(1.) COMMON questions arise in these writ appeals. We shall refer to the parties as arrayed in the writ petitions. Thirteen workers in Writ Petition No. 2723 of 1969 and five workers in Writ Petition No. 2724 of 1969, who were the respondents in the writ petitions, claimed before the labour Court functioning under the Industrial Disputes Act, 1947, that they were not given uniform and chappals during the years 1966 and 1967 and also washing charges, providing all of which is obligatory on the part of the management for the different workmen concerned in the two writ petitions, and they sought the assistance of the labour Court in the matter of such benefits which were capable of being computed in terms of money to be so computed. The management was the respondent before the labour Court. The labour Court, after having correctly appreciated the position of law that such benefits were computable in terms of money and they were benefits to which the workmen were entitled to under the provisions of the Madras Motor Transport Workers' Rules, 1965, framed under the Motor Transport Workers Act of 1961, computed the same and granted it to the workmen. The management, which is a transport undertaking, filed two writ petitions as above in this connection and sought for writs of certiorari to quash the decision of the labour Court in each of those petitions. According to the management, the labur Court did not have the requisite jurisdiction to entertain the application for the computation of the benefits in question and in any event as the benefits ex facie are to be enjoyed but not encashed, no question of computation of such benefits would arise for the exercise of jurisdiction, even if such jurisdiction is available in the labour Court, and pass a decision thereon. Alagiriswamy, J. , as he then was, would not entertain these petitions even at the admission stage, but from the records it does not appear that there was any serious argument before the learned Judge about the maintainability of the applications before the labour Court. The learned Judge, however, held that the benefits sought for in the instant case were capable of being computed in terms of money, having regard to its nature and purpose, and he accordingly dismissed the writ petitions. It is as against these, the present appeals have been preferred.

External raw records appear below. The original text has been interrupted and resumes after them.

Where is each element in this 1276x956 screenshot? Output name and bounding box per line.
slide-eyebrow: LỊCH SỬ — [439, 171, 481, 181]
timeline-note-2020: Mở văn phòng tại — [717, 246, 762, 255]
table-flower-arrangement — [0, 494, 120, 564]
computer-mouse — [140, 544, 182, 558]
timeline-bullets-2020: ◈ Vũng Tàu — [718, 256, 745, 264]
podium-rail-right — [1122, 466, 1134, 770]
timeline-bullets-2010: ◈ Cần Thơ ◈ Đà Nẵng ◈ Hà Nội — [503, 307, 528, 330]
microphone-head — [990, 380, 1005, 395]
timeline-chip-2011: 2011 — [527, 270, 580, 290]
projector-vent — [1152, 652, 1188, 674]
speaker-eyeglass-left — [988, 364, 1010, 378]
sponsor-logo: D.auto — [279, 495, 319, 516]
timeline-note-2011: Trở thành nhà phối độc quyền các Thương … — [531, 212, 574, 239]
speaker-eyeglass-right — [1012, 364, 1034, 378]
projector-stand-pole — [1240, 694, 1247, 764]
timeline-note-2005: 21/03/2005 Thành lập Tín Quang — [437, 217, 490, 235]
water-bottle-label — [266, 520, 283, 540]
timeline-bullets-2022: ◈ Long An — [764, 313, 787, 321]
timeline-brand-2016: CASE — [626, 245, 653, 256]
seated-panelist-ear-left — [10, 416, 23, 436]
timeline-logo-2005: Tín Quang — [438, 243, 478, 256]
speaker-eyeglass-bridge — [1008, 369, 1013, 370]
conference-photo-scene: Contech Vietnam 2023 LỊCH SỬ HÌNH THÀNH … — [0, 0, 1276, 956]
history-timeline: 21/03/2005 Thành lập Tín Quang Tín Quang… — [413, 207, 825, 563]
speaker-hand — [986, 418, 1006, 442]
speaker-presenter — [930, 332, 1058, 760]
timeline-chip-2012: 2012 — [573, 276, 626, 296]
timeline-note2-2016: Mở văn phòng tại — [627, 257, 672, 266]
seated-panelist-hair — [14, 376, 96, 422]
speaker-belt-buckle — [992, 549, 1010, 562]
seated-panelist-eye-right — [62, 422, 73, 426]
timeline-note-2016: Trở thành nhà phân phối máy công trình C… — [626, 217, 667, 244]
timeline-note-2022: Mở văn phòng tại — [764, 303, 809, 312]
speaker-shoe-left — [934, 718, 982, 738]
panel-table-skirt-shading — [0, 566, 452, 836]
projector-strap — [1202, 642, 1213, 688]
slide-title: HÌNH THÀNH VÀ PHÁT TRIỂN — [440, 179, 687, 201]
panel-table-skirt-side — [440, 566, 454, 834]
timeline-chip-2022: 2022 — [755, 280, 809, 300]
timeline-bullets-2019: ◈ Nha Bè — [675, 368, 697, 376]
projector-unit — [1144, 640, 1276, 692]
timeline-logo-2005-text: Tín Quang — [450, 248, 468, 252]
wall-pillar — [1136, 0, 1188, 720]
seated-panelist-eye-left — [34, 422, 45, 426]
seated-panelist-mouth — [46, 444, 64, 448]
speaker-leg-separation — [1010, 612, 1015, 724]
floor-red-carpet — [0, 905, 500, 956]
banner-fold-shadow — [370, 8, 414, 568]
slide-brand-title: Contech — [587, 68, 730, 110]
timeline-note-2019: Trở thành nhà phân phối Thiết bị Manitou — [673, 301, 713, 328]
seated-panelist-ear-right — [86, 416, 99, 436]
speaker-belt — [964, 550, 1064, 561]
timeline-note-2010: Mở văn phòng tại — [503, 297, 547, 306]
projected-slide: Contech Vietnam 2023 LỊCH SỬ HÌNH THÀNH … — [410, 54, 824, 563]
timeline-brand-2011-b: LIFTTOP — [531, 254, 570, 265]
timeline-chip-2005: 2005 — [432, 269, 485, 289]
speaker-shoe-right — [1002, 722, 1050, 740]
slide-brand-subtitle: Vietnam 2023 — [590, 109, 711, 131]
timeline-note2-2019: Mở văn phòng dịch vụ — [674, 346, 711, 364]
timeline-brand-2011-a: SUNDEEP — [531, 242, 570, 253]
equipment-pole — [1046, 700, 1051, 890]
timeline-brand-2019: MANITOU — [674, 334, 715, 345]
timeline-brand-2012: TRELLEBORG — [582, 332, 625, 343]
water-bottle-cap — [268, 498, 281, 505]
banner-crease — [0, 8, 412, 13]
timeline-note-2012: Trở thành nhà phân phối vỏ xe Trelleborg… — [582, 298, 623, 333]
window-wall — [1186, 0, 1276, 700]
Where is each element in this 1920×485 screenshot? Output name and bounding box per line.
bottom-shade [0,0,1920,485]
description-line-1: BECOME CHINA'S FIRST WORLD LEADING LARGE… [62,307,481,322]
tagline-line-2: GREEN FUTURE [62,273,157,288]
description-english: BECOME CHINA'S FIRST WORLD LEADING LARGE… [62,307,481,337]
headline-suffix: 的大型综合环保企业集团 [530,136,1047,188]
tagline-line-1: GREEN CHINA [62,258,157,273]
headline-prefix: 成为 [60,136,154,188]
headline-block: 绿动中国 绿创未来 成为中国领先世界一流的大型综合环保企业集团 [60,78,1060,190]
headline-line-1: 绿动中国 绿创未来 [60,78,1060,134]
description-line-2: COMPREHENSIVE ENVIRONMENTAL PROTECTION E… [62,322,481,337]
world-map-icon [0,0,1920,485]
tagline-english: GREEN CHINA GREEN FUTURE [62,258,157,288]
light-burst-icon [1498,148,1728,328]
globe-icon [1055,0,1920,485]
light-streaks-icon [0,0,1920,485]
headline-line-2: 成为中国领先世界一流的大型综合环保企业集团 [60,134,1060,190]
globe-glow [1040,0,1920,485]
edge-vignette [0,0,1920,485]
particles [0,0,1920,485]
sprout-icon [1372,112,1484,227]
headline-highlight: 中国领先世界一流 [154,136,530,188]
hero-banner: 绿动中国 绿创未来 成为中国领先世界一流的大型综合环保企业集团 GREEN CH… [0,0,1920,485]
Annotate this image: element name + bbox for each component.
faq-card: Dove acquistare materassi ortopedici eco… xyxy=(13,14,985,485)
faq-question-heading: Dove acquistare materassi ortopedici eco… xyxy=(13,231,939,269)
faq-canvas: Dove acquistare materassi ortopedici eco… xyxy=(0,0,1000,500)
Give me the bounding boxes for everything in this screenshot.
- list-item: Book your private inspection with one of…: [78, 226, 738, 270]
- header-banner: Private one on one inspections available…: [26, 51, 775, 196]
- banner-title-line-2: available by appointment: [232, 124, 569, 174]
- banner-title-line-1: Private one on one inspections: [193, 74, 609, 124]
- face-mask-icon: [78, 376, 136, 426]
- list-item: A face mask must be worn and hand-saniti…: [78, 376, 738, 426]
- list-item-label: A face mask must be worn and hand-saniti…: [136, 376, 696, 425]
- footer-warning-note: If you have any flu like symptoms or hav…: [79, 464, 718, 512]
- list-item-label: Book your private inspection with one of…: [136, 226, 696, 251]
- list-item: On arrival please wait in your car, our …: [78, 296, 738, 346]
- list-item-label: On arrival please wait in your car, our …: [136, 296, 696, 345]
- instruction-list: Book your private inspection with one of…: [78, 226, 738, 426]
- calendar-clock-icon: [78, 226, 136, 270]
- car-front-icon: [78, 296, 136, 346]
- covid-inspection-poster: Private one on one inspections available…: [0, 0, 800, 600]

(2.) MR. Varadarajulu Naidu, the learned Counsel for the appellant, referred to us the relevant provisions of the Payment of Wages Act, 1936, the Industrial Disputes Act, 1947 and the Motor Transport Workers Act, 1961 and the rule framed thereunder and repeated before us the main contention that the applications filed under Section 33c (2) of the Industrial Disputes Act are not maintainable and hence the decision rendered on such applications should be ignored. He did not, however, contend that the quantifications as made by the labour Court and accepted by the learned Judge are in any way excessive or not proper.
(3.) WE shall now refer to the necessary provisions in the concerned enactments to appreciate the contention of the learned Counsel for the appellant. Under the Payment of Wages Act, 1936, the term "wages" is defined, in Section 2 (vi) therein, as meaning, all remuneration (whether by way of salary, allowances or otherwise) expressed in terms of money or capable of being so expressed which would, if the terms of employment, express or implied, were fulfilled, be payable to a person employed in respect of his employment or of work done in such employment and proceeds to include some more enumerated items of remuneration set out in Clauses (a) to (e) therein. It is not, however, necessary for the purpose of this case to go into the scope of the other remunerations set out in the sub-Clauses as above. Section 15 of the Act provides the method by which claims arising out of deductions from wages or delay in payment of wages and penalty for malicious or vexatious claims are to be decided or settled. Various Tribunals are mentioned in Section 15 which include the Presiding Officer of any labour Court as well.